Il 2019 ha portato in dote una interessante novità per tutti i contribuenti, liberi professionisti, che hanno un limitato volume di fatturato: la possibilità di poter entrare a far parte di coloro che possono beneficiare del regime forfettario, o flat tax 15%, una sorta di allargamento dell’ex regime dei minimi che ora si presenta a una platea più vasta di persone.
Ma che cosa è cambiato dal regime dei minimi al regime forfettario? E quale regime è maggiormente conveniente? È meglio il regime dei minimi o il regime forfettario?
Differenze regime minimi e regime forfettario
Prima di comprendere quale dei due regimi possa essere maggiormente conveniente, cerchiamo di dare uno sguardo a quali sono le differenze tra i due approcci fiscali.
Innanzitutto, si nota subito come i requisiti per accedere al regime forfettario siano molto meno stringenti di quelli del regime dei minimi. A cominciare, in particolare, dal limite di fatturato annuo: era di 30.000 euro per il regime dei minimi, è di 65.000 euro per il regime forfettario al 15% (e dal 2020 anche chi ha un fatturato tra 65.000 euro e 100.000 euro potrà accedere al forfettario, ma con aliquota al 20%).
Vi è poi una sensibile novità per quanto attiene il limite annuo di partecipazione: con il regime dei minimi era 5 anni per chi ha più di 35 anni, e fino a 35 anni per i giovani imprenditori; con il forfettario sparisce invece ogni limite annuo e di età e, dunque, potenzialmente il forfettario potrebbe essere in grado di accompagnare per sempre il contribuente. Varia in parte anche la percentuale di tassazione: se con il regime dei minimi era del 5% per sempre, ovvero fino alla fuoriuscita da questo regime, nel forfettario è del 5% solo per gli esercizi di startup (i primi 5 anni) per poi passare al 15% negli anni successivi.
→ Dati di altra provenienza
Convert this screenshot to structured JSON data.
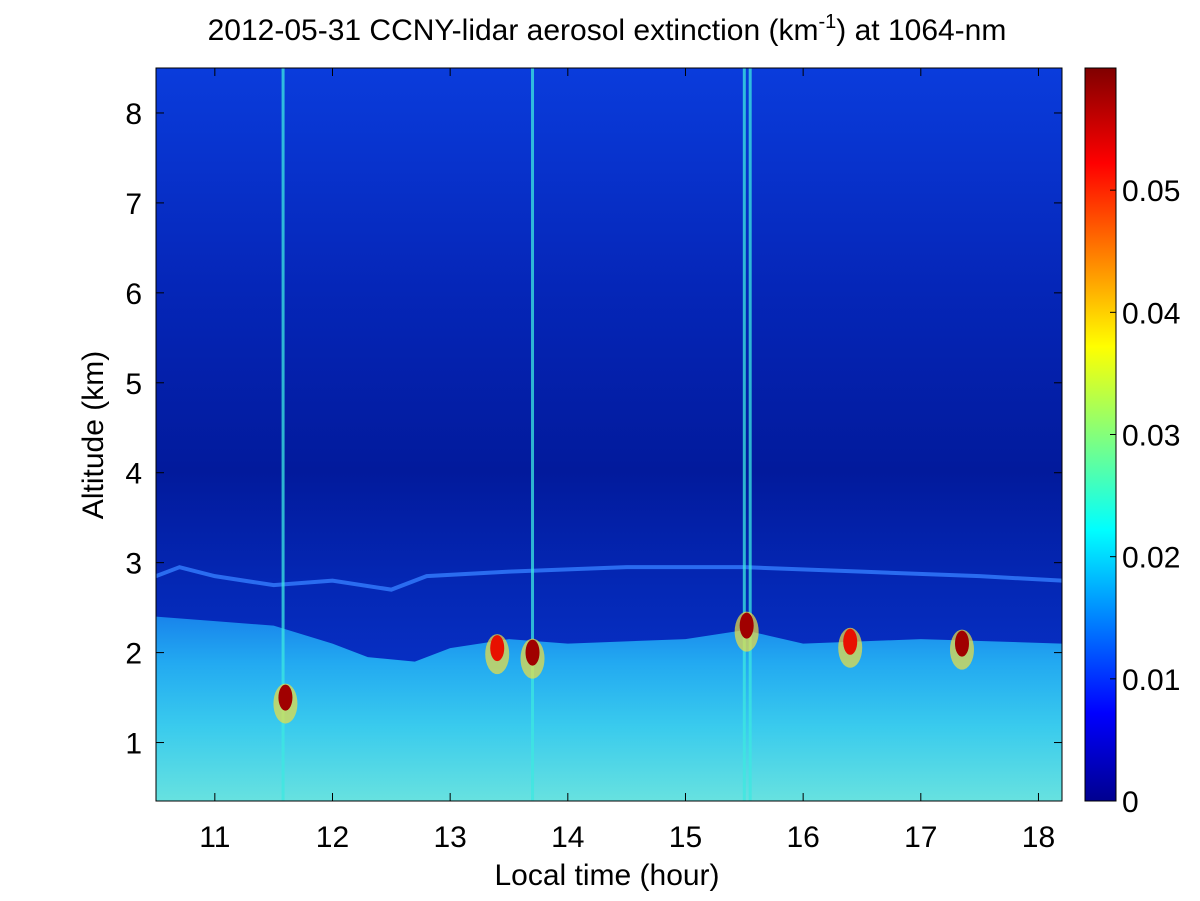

Sensibile differenza emerge anche dalla deduzione delle spese: nei minimi si può dedurre fino al 100% delle spese aziendali e fino al 50% delle spese promiscue, mentre nel forfettario si possono dedurre solamente i contributi previdenziali. Per il resto, le semplificazioni sembrano essere comuni ai due profili, che di fatti condividono l’esenzione IVA e ritenuta d’acconto, l’esenzione dagli studi di settore e della registrazione delle fatture, l’esenzione (temporanea) dall’obbligo della fatturazione elettronica, l’accesso al regime di contabilità semplificata.
Conviene il regime dei minimi o il regime forfettario?
A questo punto, possiamo cercare di comprendere se convenga o meno il regime dei minimi o il regime forfettario. Per capirlo, abbiamo simulato cosa potrebbe accadere a un professionista che fattura 20.000 euro annui, con spese per l’attività di 5.000 euro.
Nel regime dei minimi, il suo imponibile sarebbe pari a 15.000 euro (20.000 euro di fatturato – 5.000 euro di spese per l’attività), mentre i contributi INPS gestione separata sarebbero pari a 5.144,00 euro. Con un’aliquota al 5%, pagherebbe imposte per 492,80 euro, fronteggiando così un totale di spese contributive e fiscali per 5.636,80 euro.
Nel regime forfettario, la base imponibile diventa invece il fatturato (20.000 euro) al netto del coefficiente di redditività, che è del 78%, e dunque ci invita a togliere il 22% del ricavo per ottenere l’imponibile, che diventa di 15.600 euro. Tale contribuente pagherebbe inoltre 4.012,32 euro di contributi INPS gestione separata, e imposte sul reddito pari a 1.738,14 euro, con aliquota al 15%. Il totale delle spese contributive fiscali sale così a 5.750,46 euro.
Insomma, dal confronto tra i due profili, emerge una lieve convenienza dei minimi. Appare tuttavia chiaro che la convenienza dei minimi è tanto maggiore quanto maggiori sono le spese da portare in deduzione al fine di abbassare la base imponibile. Pertanto, ipotizzando che non vi siano delle spese da dedurre, il regime forfettario svelerebbe una maggiore convenienza.
Insomma, è abbastanza chiaro che ogni scenario richieda una valutazione approfondita. In alcuni casi, poi, potrebbe addirittura essere più conveniente rimanere nel regime ordinario: è il caso di quei contribuenti che possono “scaricare” molte spese in sede di dichiarazione dei redditi, e che potrebbero dunque ottenere un maggiore beneficio proprio dall’ordinario, piuttosto che dalla combinazione minimi / forfettario.